Analysis of the Structure of the University Rankings

Deconstructing the evaluation system through data analysis

Maksym Honchar

The Problem

Every year, numerous university rankings are published globally.

The Times Higher Education (THE) ranking is one of the most influential.

The official indicator weights are public. But does the data actually match the methodology?

Is the ranking truly transparent?
Which of the five indicators truly drives a university’s final position?

The Data

Source Dataset: 2,603 records | 818 Universities | 72 Countries

Analysis Focus: 2015 dataset (201 top universities).

Preparation:

Excluded range ranks (e.g., “201-250”)
Handled missing values
Removed irrelevant descriptive columns

Geography of Global Leaders

The distribution of top universities is not even.

It shows massive geographical concentration:

United States: 74
United Kingdom: 29
Germany: 12

Geography of Global Leaders

Score Distributions

How do the indicators behave statistically?

Citations: 78.6 (High mean score)
Teaching & Research: \(\approx\) 49 (Moderate mean)
Income: 55.5 (High variability)

Score Distributions

The Gradient Approach

How can actual empirical weights be found?

The final score \(S\) must be treated as a mathematical function of five variables.

By applying linear regression, it is possible to extract the gradient components:

\[\nabla S = \left( \frac{\partial S}{\partial Teach}, \frac{\partial S}{\partial Res}, \frac{\partial S}{\partial Cit}, \frac{\partial S}{\partial Int}, \frac{\partial S}{\partial Inc} \right)\]

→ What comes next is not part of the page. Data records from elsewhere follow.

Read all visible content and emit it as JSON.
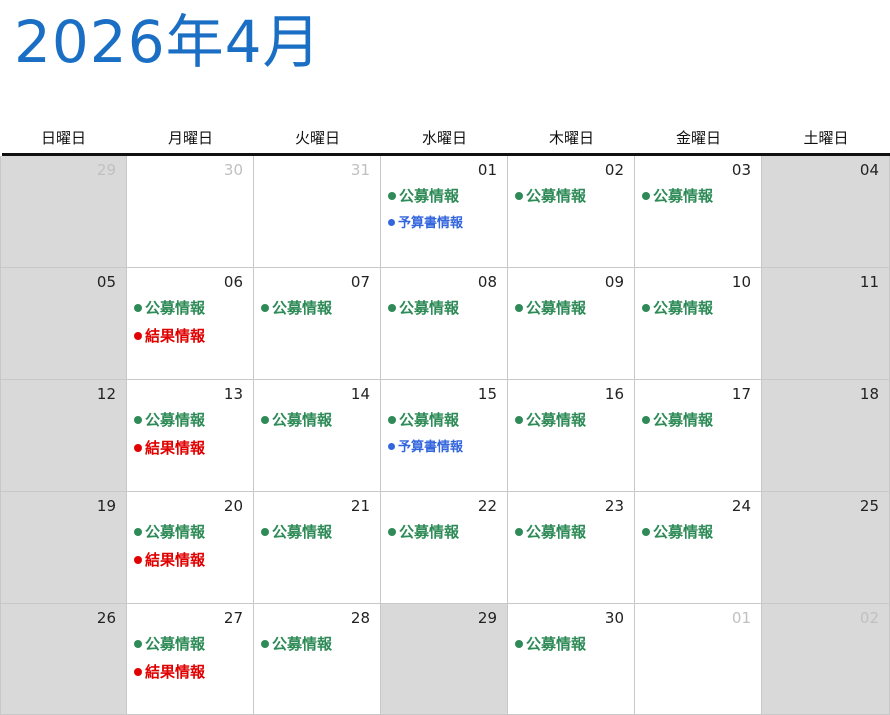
{
  "page": {
    "title": "2026年4月"
  },
  "colors": {
    "title": "#1a6fc4",
    "koubo": "#2e8b57",
    "kekka": "#e00000",
    "yosan": "#3366dd",
    "gray_cell": "#d9d9d9"
  },
  "weekdays": [
    "日曜日",
    "月曜日",
    "火曜日",
    "水曜日",
    "木曜日",
    "金曜日",
    "土曜日"
  ],
  "event_types": {
    "koubo": {
      "label": "公募情報",
      "color": "#2e8b57",
      "small": false
    },
    "kekka": {
      "label": "結果情報",
      "color": "#e00000",
      "small": false
    },
    "yosan": {
      "label": "予算書情報",
      "color": "#3366dd",
      "small": true
    }
  },
  "weeks": [
    [
      {
        "day": "29",
        "muted": true,
        "gray": true,
        "events": []
      },
      {
        "day": "30",
        "muted": true,
        "gray": false,
        "events": []
      },
      {
        "day": "31",
        "muted": true,
        "gray": false,
        "events": []
      },
      {
        "day": "01",
        "muted": false,
        "gray": false,
        "events": [
          "koubo",
          "yosan"
        ]
      },
      {
        "day": "02",
        "muted": false,
        "gray": false,
        "events": [
          "koubo"
        ]
      },
      {
        "day": "03",
        "muted": false,
        "gray": false,
        "events": [
          "koubo"
        ]
      },
      {
        "day": "04",
        "muted": false,
        "gray": true,
        "events": []
      }
    ],
    [
      {
        "day": "05",
        "muted": false,
        "gray": true,
        "events": []
      },
      {
        "day": "06",
        "muted": false,
        "gray": false,
        "events": [
          "koubo",
          "kekka"
        ]
      },
      {
        "day": "07",
        "muted": false,
        "gray": false,
        "events": [
          "koubo"
        ]
      },
      {
        "day": "08",
        "muted": false,
        "gray": false,
        "events": [
          "koubo"
        ]
      },
      {
        "day": "09",
        "muted": false,
        "gray": false,
        "events": [
          "koubo"
        ]
      },
      {
        "day": "10",
        "muted": false,
        "gray": false,
        "events": [
          "koubo"
        ]
      },
      {
        "day": "11",
        "muted": false,
        "gray": true,
        "events": []
      }
    ],
    [
      {
        "day": "12",
        "muted": false,
        "gray": true,
        "events": []
      },
      {
        "day": "13",
        "muted": false,
        "gray": false,
        "events": [
          "koubo",
          "kekka"
        ]
      },
      {
        "day": "14",
        "muted": false,
        "gray": false,
        "events": [
          "koubo"
        ]
      },
      {
        "day": "15",
        "muted": false,
        "gray": false,
        "events": [
          "koubo",
          "yosan"
        ]
      },
      {
        "day": "16",
        "muted": false,
        "gray": false,
        "events": [
          "koubo"
        ]
      },
      {
        "day": "17",
        "muted": false,
        "gray": false,
        "events": [
          "koubo"
        ]
      },
      {
        "day": "18",
        "muted": false,
        "gray": true,
        "events": []
      }
    ],
    [
      {
        "day": "19",
        "muted": false,
        "gray": true,
        "events": []
      },
      {
        "day": "20",
        "muted": false,
        "gray": false,
        "events": [
          "koubo",
          "kekka"
        ]
      },
      {
        "day": "21",
        "muted": false,
        "gray": false,
        "events": [
          "koubo"
        ]
      },
      {
        "day": "22",
        "muted": false,
        "gray": false,
        "events": [
          "koubo"
        ]
      },
      {
        "day": "23",
        "muted": false,
        "gray": false,
        "events": [
          "koubo"
        ]
      },
      {
        "day": "24",
        "muted": false,
        "gray": false,
        "events": [
          "koubo"
        ]
      },
      {
        "day": "25",
        "muted": false,
        "gray": true,
        "events": []
      }
    ],
    [
      {
        "day": "26",
        "muted": false,
        "gray": true,
        "events": []
      },
      {
        "day": "27",
        "muted": false,
        "gray": false,
        "events": [
          "koubo",
          "kekka"
        ]
      },
      {
        "day": "28",
        "muted": false,
        "gray": false,
        "events": [
          "koubo"
        ]
      },
      {
        "day": "29",
        "muted": false,
        "gray": true,
        "events": []
      },
      {
        "day": "30",
        "muted": false,
        "gray": false,
        "events": [
          "koubo"
        ]
      },
      {
        "day": "01",
        "muted": true,
        "gray": false,
        "events": []
      },
      {
        "day": "02",
        "muted": true,
        "gray": true,
        "events": []
      }
    ]
  ]
}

Empirical vs. Official Weights

Is the THE ranking a “black box”?

No. The empirical calculations show near-perfect agreement with the stated methodology.

Indicator	Empirical Weight	Official Weight
Teaching	\(\approx\) 30%	30%
Research	\(\approx\) 30%	30%
Citations	\(\approx\) 30%	30%
International	\(\approx\) 7.5%	7.5%
Income	\(\approx\) 2.5%	2.5%

Linearity Verification

The relationship is strictly linear for the “Heavyweight Pillars”.

International and Income show much higher dispersion.

Linearity Verification

Final Takeaways

1. Transparency Confirmed The system is mathematically predictable. If you know the formula, you know the rank.

2. Strategic Focus To reach the top, a university must excel in the “Big Three” (Teaching, Research, Citations) — they control 90% of the outcome.

3. Geographical Bias The current 30/30/30 structure inherently favors the Anglo-Saxon university model, cementing the US and UK dominance.